The constellation of features similar to the obsessive-compulsive (anankastic) personality disorder (OCPD) was first described by Pierre Janet in 1903 as the “psychasthenic state.” This was later endorsed by Freud in his 1908 work entitled, “Character and Anal Eroticism.” In 1952, the American Psychiatric Association’s Diagnostic and Statistical Manual for Mental Disorders (DSM) made it a diagnosable psychiatric condition. However, unlike other personality disorders, it has been included in all the revisions of the DSM including the DSM-V. Prevalence studies have identified OCPD as a common disorder with a point prevalence rate of 8.7% in an outpatient sample and with a prevalence rate of 23.3% in a psychiatric inpatient sample, according to DSM-IV and DSM-IIIR criteria, respectively.
It is associated with multiple co-morbid conditions. According to an excellent recent review by Diedrich and Voderholzer the most frequent ones are anxiety disorders with a prevalence of 23-24% and affective disorders with a prevalence of 24%. Among the anxiety disorders, Obsessive-compulsive disorder (OCD) is one of the best researched co-morbid disorders, which has co-occurrence rates of 23-45%. Though Pierre Janet initially posited “psychasthenic state,” as a necessary condition for the development of obsessive-compulsive symptoms, later researchers like Berg et al. contended that the direction of the relationship is obscure, and it might be that OCPD develops as a coping strategy after the onset of OCD. Whichever may be the direction of the relationship, many agree that majority of people suffering from OCD have at least one personality disorder[4,5] and that there are high rates of OCPD. Some have even suggested that OCD with OCPD has to be considered as a separate sub-type. We can even consider that certain patients with “poor insight OCD” subtype, instead of being delusional, might fit into the category of OCD with OCPD traits (i.e., poor insight interpreted as ego-syntonicity) and might respond to selective serotonin reuptake inhibitors (SSRIs) and cognitive-behavioral therapy (CBT)-exposure and response prevention with/without antipsychotic augmentation, as is the case with resistant OCD.
Since 1920s many researchers found the presence of OCPD traits in significant number of people suffering from the depressive disorder.[7,8] In routine clinical practice, many practitioners observe an occurrence of premorbid OCPD traits such as perfectionism, high moral standards, in the people suffering from the depressive disorder. Co-occurrence of OCPD in depressive disorder has been associated with accelerated relapse of depression.

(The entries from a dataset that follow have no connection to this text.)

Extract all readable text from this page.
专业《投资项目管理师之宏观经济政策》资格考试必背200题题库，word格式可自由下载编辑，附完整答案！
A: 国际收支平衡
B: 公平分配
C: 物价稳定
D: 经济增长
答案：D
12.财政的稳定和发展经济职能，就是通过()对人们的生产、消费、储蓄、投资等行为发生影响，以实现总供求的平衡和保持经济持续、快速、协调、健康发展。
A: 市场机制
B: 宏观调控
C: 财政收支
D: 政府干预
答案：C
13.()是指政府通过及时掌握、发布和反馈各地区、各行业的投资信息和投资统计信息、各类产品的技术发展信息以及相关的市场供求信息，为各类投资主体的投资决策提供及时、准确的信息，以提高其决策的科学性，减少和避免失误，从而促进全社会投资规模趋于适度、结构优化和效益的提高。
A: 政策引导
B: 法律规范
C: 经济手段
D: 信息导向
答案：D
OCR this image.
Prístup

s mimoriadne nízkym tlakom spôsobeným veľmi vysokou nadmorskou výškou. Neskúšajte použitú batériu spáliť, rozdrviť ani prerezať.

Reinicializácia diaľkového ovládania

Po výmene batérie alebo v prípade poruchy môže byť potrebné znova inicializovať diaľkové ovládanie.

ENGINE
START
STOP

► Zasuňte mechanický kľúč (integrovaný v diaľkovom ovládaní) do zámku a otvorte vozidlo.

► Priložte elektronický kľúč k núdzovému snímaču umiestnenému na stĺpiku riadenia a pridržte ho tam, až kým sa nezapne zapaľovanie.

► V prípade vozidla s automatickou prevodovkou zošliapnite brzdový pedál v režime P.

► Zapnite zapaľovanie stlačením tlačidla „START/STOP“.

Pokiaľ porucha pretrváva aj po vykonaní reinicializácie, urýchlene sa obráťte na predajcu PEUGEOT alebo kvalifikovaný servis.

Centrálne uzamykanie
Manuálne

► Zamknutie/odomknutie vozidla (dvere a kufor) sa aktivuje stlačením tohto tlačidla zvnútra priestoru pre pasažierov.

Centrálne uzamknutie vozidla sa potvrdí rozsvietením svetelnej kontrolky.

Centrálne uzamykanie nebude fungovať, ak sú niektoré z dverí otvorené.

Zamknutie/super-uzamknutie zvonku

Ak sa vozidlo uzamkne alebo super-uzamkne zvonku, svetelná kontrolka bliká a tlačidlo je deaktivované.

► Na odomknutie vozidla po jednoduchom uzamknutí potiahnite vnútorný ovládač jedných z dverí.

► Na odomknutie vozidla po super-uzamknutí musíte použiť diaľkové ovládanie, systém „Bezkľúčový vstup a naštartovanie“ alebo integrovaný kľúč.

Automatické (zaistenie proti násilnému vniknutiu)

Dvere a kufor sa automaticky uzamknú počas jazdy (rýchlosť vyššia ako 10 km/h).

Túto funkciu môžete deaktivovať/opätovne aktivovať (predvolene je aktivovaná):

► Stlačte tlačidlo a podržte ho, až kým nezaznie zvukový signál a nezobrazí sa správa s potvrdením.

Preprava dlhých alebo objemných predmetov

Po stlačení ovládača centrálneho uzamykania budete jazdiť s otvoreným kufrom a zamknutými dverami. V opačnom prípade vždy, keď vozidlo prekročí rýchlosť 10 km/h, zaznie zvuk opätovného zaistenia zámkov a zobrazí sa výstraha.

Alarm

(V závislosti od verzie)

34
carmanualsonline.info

The DSM-V diagnosis of disruptive mood dysregulation disorder (DMDD), which is subsumed under the depressive disorders, may also be theoretically related to OCPD due to the fact that many depressive patients have OCPD traits and that the OCPD traits of perfectionism and rigidity might predispose the individual to irritability and impulsive aggression, more so in the adolescents. In a study which examined co-occurrence of impulsive aggression and several Axis I and II conditions (n = 118), 24% of clinic-referred patients with impulsive aggression had OCPD compared to 52% who had antisocial personality disorders; among self-referred patients with impulsive aggression, 52% had OCPD. Further investigation into the co-occurrence of behavioral disinhibition and OCPD is warranted.
OCPD trait of perfectionism has been shown to be associated with the core psychopathology of Eating disorders and somatoform disorders such as body dysmorphic disorder (BDD), hypochondriasis and chronic fatigue syndrome. OCPD and Perfectionism are proposed by some, as predisposing factors for eating disorders.
Fineberg et al.[12,13] have laid out the arguments suggesting either a reclassification of OCPD under obsessive-compulsive and related disorders (OCRDs) or provision of a “dual parenting” option by classifying it both under OCRDs and personality disorders. Some of the reasons being that:
There is an elevated co-morbidity with other compulsive disorders such as OCD, BDD, eating disorders, etc.,
There are shared endophenotypes with OCD, BDD, schizo-obsessive disorder like extra-dimensional set shift and cognitive inflexibility which reflect a likely cortico-striatal involvement.
There are shared pharmacological and psychological treatment modalities.
The suggestion to provide a “dual parenting” is thought to be viable, as they claim that international classification of diseases-10 (ICD-10) does something similar with the schizotypal disorder by classifying it under psychosis (F20-29) category even when DSM treats it as a personality disorder.
OCPD is also prevalent among people suffering from Parkinson’s disease. In a recent study, 40% of patients with Parkinson’s disease had a comorbid OCPD, which was 4 times more when compared with the control group. OCPD criteria overlap with the “Parkinsonian personality” which was reported in earlier research.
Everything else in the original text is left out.